Who were involved in Hiding Behind the Mask?

I was fortunate to have a few expert people involved who strongly believed in this project, Including the master himself, Hartley Kemp at C ARTS. Thanks to the following: Robert O’Haire (film maker); Erol DeLos Santos (communications, trailer design, videos, and all things mechanical); Artist, Anthony Grayson (images). Without them, this would be a lot of words in a document saved on my laptop.

What has been the most valuable lesson you have taken away from creating this Masterclass and what does this show say about you as an academic and performer?


I divide my time between the stage and the college classroom. I enjoy both. Sharing ideas with City University students (of all ages) from around the world creates a challenge. However, their cultures and diversities play into the mix of the topics, as we share ideas and learn from each other. Many top performers admit that you learn your craft when you teach. I am a firm believer in that. Whether a performer or educator, you are always learning and growing. If you stop, the challenge ends. Each semester, I tell my students.” I cannot present to you, in 15 three -hour sessions, everything I have learned about music and its relationships since I was 5 years old. It’s not happening. However, you will learn a lot because I choose what I think you can take with you and retain.”
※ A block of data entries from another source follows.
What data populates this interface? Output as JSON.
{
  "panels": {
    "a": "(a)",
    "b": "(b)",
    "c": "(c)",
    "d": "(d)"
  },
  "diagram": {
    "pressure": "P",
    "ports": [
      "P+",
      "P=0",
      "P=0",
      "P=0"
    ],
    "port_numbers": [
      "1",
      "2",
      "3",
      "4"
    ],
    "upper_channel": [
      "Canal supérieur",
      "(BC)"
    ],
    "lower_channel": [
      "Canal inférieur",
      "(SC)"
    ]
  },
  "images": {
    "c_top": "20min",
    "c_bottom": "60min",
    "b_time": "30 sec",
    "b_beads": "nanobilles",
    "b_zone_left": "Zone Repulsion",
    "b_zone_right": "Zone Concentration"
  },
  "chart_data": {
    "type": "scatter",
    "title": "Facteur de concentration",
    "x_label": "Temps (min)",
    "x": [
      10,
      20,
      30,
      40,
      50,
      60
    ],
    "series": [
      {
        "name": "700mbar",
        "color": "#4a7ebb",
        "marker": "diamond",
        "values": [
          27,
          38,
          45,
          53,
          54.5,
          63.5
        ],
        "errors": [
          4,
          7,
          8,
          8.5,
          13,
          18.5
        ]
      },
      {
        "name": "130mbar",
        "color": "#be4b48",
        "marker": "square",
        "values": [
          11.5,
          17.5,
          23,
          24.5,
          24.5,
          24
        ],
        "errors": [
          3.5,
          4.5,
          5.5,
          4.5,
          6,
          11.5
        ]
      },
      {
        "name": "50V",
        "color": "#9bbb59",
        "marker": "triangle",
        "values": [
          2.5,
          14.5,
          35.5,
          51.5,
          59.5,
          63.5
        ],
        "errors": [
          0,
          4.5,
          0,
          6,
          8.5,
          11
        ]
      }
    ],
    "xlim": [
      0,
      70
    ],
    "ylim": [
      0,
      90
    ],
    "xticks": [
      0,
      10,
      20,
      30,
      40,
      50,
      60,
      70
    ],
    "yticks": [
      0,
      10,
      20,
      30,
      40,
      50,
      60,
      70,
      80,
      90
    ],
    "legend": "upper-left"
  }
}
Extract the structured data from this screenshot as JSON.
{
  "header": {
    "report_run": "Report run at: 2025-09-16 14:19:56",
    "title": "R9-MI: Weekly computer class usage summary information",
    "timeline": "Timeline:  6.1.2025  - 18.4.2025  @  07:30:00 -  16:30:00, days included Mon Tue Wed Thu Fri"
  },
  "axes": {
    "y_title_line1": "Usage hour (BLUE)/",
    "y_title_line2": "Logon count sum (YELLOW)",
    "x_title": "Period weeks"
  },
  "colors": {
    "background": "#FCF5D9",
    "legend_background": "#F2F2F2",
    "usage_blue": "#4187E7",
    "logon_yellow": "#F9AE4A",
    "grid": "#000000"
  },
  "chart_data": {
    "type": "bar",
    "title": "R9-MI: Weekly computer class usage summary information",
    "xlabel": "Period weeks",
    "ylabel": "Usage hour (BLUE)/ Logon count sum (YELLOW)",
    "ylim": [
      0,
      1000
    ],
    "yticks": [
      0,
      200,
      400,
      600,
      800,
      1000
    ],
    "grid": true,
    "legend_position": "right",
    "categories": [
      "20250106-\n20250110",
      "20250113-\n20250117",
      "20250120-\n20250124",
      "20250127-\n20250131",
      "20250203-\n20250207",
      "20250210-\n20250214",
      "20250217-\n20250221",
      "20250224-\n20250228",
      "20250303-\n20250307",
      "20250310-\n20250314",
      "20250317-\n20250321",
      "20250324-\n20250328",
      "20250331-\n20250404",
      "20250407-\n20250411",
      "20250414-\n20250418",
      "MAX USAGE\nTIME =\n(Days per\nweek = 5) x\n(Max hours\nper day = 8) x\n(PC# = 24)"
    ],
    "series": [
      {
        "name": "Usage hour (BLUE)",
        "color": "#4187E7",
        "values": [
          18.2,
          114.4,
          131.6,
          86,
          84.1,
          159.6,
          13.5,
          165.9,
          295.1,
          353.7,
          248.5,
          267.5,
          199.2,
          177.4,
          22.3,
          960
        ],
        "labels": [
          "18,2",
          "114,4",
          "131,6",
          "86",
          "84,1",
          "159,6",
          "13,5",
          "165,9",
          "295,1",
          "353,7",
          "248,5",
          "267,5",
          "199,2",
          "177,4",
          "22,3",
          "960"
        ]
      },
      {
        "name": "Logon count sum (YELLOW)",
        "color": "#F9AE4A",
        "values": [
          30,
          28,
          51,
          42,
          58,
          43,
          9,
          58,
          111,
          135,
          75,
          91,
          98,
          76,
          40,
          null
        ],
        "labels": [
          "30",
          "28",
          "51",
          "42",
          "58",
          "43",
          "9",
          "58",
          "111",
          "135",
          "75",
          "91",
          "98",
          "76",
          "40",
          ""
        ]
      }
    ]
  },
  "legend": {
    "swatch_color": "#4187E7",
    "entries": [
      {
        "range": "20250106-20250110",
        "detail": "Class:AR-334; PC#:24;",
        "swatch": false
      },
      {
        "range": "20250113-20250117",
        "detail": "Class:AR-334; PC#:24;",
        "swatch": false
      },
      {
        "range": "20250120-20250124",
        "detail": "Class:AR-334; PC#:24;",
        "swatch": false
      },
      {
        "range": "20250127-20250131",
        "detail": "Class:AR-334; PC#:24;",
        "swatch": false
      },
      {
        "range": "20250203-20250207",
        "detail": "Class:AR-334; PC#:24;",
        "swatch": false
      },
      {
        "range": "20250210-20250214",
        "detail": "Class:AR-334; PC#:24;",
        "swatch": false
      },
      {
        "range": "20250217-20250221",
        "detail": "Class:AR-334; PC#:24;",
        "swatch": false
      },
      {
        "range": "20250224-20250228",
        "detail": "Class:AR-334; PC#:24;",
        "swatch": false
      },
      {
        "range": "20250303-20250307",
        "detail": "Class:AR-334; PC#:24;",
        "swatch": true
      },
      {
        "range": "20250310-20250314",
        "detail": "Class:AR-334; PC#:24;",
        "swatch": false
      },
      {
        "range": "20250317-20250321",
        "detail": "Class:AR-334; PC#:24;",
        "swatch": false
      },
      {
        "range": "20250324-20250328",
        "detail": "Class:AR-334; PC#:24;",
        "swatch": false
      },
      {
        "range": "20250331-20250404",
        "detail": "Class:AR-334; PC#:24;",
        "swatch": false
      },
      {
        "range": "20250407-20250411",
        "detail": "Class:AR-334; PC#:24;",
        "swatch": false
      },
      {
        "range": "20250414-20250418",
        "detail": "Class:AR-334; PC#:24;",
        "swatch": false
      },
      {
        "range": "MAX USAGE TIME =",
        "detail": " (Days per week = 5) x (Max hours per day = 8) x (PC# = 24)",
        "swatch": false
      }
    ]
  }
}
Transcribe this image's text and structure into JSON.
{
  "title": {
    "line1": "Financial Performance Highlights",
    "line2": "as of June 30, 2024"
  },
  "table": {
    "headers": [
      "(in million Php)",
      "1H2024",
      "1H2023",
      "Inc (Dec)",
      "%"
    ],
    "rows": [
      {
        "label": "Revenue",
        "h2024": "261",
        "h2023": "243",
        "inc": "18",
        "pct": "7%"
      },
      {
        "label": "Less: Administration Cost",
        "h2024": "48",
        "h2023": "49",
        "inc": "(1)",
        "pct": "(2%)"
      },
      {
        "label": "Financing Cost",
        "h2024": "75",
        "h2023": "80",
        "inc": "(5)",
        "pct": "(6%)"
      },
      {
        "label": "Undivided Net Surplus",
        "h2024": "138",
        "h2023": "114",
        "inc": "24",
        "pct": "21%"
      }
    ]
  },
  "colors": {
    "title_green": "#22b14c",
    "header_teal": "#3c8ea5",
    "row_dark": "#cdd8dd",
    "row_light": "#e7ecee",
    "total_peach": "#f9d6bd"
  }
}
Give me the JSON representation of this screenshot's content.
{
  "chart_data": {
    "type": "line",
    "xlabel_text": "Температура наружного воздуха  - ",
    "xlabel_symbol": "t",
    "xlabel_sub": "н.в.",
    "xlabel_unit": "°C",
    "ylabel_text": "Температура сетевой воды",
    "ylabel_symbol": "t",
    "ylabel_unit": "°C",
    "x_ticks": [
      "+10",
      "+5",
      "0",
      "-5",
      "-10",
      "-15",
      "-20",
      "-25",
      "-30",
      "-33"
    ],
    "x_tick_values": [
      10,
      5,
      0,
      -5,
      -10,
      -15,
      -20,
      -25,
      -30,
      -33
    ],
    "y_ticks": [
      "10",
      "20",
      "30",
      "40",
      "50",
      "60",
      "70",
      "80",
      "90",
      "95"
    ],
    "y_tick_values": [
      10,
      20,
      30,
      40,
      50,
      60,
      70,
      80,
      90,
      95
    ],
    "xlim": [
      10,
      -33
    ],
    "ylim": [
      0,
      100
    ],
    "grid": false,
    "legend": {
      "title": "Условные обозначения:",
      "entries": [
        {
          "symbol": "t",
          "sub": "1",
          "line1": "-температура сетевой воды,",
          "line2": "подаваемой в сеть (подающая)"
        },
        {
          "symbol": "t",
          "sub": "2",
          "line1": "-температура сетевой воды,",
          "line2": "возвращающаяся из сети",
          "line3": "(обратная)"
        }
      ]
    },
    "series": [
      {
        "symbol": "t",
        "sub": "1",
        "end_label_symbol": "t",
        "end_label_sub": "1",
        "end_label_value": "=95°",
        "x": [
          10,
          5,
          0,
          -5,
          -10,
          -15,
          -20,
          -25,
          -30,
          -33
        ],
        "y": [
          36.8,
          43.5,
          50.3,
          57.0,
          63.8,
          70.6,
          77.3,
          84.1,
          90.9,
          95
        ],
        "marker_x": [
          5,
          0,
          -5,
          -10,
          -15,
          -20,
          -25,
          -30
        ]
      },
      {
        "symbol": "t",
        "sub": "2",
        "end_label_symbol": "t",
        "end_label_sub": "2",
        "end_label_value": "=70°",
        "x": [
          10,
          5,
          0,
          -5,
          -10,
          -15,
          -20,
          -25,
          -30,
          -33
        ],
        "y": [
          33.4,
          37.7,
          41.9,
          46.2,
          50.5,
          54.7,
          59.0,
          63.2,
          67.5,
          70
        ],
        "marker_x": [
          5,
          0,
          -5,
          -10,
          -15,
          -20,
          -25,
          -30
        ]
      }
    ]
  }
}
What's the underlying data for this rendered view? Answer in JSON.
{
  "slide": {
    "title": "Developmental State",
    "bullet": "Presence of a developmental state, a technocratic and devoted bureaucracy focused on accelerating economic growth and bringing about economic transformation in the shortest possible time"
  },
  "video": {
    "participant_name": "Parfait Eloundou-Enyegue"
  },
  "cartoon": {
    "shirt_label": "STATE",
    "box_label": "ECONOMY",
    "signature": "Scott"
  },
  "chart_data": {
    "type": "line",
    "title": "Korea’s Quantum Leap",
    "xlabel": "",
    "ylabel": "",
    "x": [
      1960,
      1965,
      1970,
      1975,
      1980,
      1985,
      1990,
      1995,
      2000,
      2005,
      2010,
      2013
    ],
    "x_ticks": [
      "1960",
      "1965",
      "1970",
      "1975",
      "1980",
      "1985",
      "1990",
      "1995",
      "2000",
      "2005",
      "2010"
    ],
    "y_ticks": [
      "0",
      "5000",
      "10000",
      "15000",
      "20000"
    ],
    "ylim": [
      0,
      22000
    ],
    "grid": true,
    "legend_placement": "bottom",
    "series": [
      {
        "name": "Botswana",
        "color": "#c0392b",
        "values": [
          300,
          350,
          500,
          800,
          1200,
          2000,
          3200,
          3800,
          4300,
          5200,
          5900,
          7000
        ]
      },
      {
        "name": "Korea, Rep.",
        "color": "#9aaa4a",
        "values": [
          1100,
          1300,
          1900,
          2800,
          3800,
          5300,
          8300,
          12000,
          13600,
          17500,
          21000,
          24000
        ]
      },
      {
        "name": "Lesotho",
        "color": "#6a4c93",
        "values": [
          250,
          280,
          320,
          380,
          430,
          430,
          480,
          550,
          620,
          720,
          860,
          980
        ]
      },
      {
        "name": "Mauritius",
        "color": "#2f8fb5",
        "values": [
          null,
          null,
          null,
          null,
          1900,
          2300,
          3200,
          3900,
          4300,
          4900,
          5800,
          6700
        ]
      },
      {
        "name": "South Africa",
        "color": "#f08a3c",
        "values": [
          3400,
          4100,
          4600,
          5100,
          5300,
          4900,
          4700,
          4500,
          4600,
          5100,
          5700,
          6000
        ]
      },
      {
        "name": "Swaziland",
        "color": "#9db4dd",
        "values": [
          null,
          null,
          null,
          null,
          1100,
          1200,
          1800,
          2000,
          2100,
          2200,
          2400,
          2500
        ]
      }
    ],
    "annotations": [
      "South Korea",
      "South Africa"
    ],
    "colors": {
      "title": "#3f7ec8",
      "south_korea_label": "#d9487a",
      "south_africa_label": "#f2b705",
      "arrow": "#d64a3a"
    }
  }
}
And finally, what do you want your fringe audiences to take away from Hiding Behind the Mask: jesters, jokers, and clowns?

That’s a tough one. The next time you watch a movie, turn on the television, read a poem, stare at a painting, have a serious conversation with someone, become philosophically engaged, look at a homeless person, listen to your political leaders - be aware that life is not black and white, right, or wrong. That you need to look inside your fantasy world as well as theirs, in order to perceive the world through those Masks.